Posted Apr 7, 2005 21:05 UTC (Thu) by bos (guest, #6154)
Certainly, Larry has been pretty vigorous about preventing naked competitors from using BK when he's had foreknowledge.
Posted Apr 12, 2005 19:20 UTC (Tue) by zander76 (guest, #6889)
And your point is...?
Posted Apr 12, 2005 19:35 UTC (Tue) by GreyWizard (guest, #1026)
Posted Apr 6, 2005 22:47 UTC (Wed) by kasperd (guest, #11842)
This is not true. In many countries these terms are in conflict with the law. Had I downloaded the client in order to access the kernel sources, I would also have been allowed to reverse engineer it. It doesn't matter what the license says, because the law clearly says I cannot give up my right to reverse engineer software.
Posted Apr 7, 2005 1:22 UTC (Thu) by hppnq (guest, #14462)
It's about how much information Larry has to release in order for other developers to use that in their own software.
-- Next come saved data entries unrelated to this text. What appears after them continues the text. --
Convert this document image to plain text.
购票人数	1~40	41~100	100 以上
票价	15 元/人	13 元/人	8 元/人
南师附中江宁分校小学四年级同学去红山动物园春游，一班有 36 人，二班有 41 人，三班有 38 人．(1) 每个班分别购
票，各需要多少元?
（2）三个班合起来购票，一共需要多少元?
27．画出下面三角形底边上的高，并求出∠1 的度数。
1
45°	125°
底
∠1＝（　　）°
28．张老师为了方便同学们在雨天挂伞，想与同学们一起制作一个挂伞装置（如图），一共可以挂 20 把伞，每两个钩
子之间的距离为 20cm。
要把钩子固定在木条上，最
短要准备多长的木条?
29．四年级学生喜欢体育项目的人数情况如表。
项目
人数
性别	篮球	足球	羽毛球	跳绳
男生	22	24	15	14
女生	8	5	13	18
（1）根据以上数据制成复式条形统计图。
Which is an entirely different discussion and one you are not likely to win in court. Since Larry is not at all obliged to release *any* information.
Posted Apr 7, 2005 2:02 UTC (Thu) by hppnq (guest, #14462)
Posted Apr 7, 2005 6:43 UTC (Thu) by kasperd (guest, #11842)
You say they are not obliged to release any information about their protocol. While that might be true, releasing the information would change the reverse engineering situation. In the Danish law, the right to reverse engineer only applies if you don't have easy access to this information. By giving everybody access to format and protocol specifications, they could actually make the reverse engineering illegal.
What the law says in other countries I won't say much about, since I haven't read it. I have read on the internet, that multiple European countries have laws similar to the Danish on this area, but American law is different.
Posted Apr 7, 2005 8:33 UTC (Thu) by hppnq (guest, #14462)
Your example of the Danish law would be perfectly aligned with what Larry has been saying quite consistently: he won't do anything to actively help anyone reverse engineer the inner magic of BitKeeper. (Note, by the way, the contradictio in terminis that is hidden in here. It's not all wordplay, it reflects the absurdity of the demands that some people think they can lay on Larry.)
Posted Apr 7, 2005 20:31 UTC (Thu) by kasperd (guest, #11842)
What is this inner magic of which he talks? Good heuristics to merge branches and avoid conflicts? I don't think there is much magic in software. Good heuristics is what looks most like magic to me.
Reverse engineering the formats and protocols isn't necesarilly the same as reverse engineering the heuristics. But of course when you do reverse engineering it may not be possible to reverse engineer exactly the right corner of the code, and you may end find out a lot more than what you really needed.
Had formats and protocols been published the reverse engineering rights had no longer applied. And maybe that way BitMover could have forbidden me to reverse engineer the code.
So in some sense publishing more information could have made it harder to (legally) reverse engineer the inner magic of BitKeeper.
Posted Apr 7, 2005 22:06 UTC (Thu) by hppnq (guest, #14462)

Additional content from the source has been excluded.